Lanjut cerita tentang kedua anakku.
Pak Buton sudah memutuskan, kami berangkat hari selasa pukul 9 pagi. Pak Buton orang yang selalu bisa dipegang kata-katanya. Kalau jam 9 ya jam 9. Tidak akan molor. Namun, Pak Buton tidak bersama Falon. Dia sedang pulang kampung. Biasanya memang begitu, pak Buton dan Falon bergantian pulang kampung sekali dalam setahun. Kira-kira 3 bulan di kampung baru kembali lagi. Kukira Pak Buton yang akan bawa perahu, tetapi tidak. Ada perahu yang menjemput kami dari Sorong.

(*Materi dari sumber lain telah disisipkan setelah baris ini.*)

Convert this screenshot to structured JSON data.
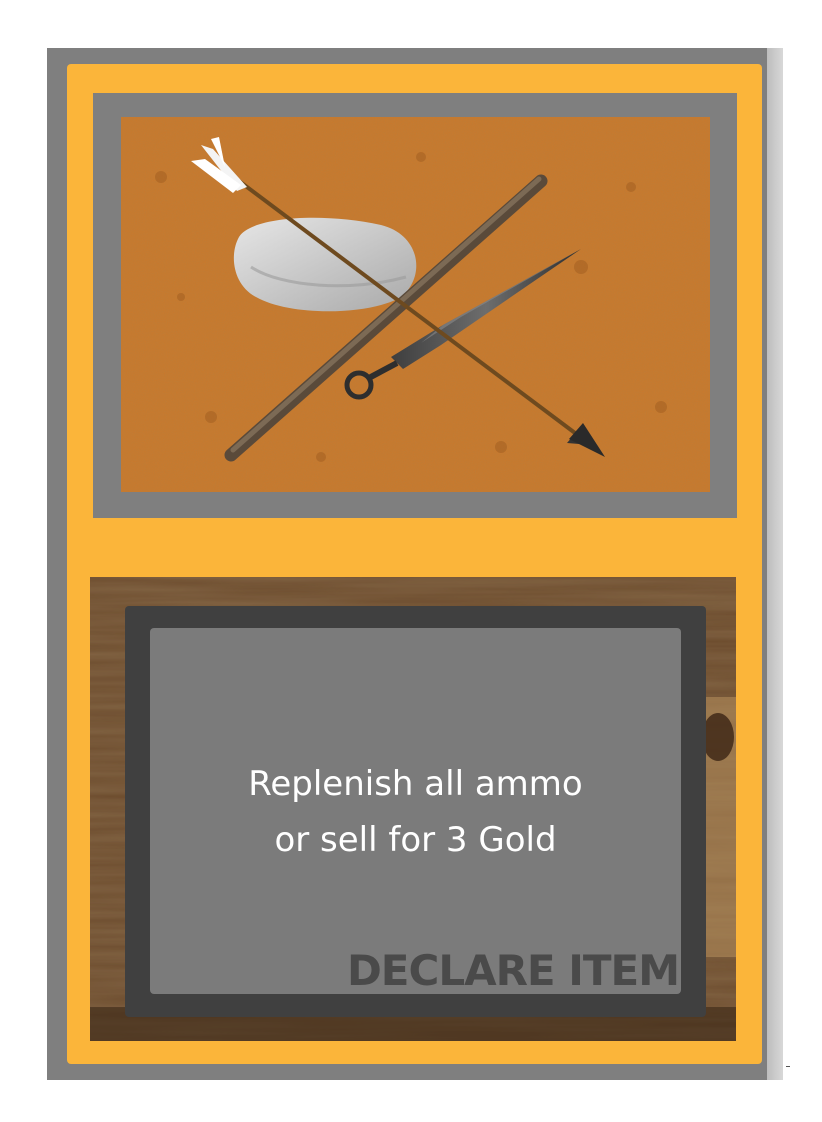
{
  "card": {
    "effect_lines": [
      "Replenish all ammo",
      "or sell for 3 Gold"
    ],
    "type_label": "DECLARE ITEM"
  },
  "art": {
    "icons": [
      "arrow-icon",
      "kunai-icon",
      "wooden-stick-icon",
      "stone-icon"
    ],
    "background": "sand-texture"
  },
  "colors": {
    "card_border": "#fbb53a",
    "frame_gray": "#7f7f7f",
    "text_frame": "#404040",
    "text_panel": "#7b7b7b",
    "sand": "#c8782a"
  }
}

Menjelang pukul 9 pagi. Kami sudah berada di tepi pantai. Angin kencang sekali saat itu, sudah ada pertanda nanti ombak besar di laut. Apa boleh buat, insyaAllah kami yakin selama bersama pak Buton. Meski penglihatannya mulai kabur, nalurinya sebagai pelaut patut diacungi jempol. Pernah beliau mengalami kecelakaan di laut dan terapung di laut selama 1 jam. Alhamdulillah beliau masih diberikan keselamatan dengan adanya bantuan dari perahu yang lewat. Pengalamannya bekerja di kapal selama bertahun- tahun juga patut diperhitungkan.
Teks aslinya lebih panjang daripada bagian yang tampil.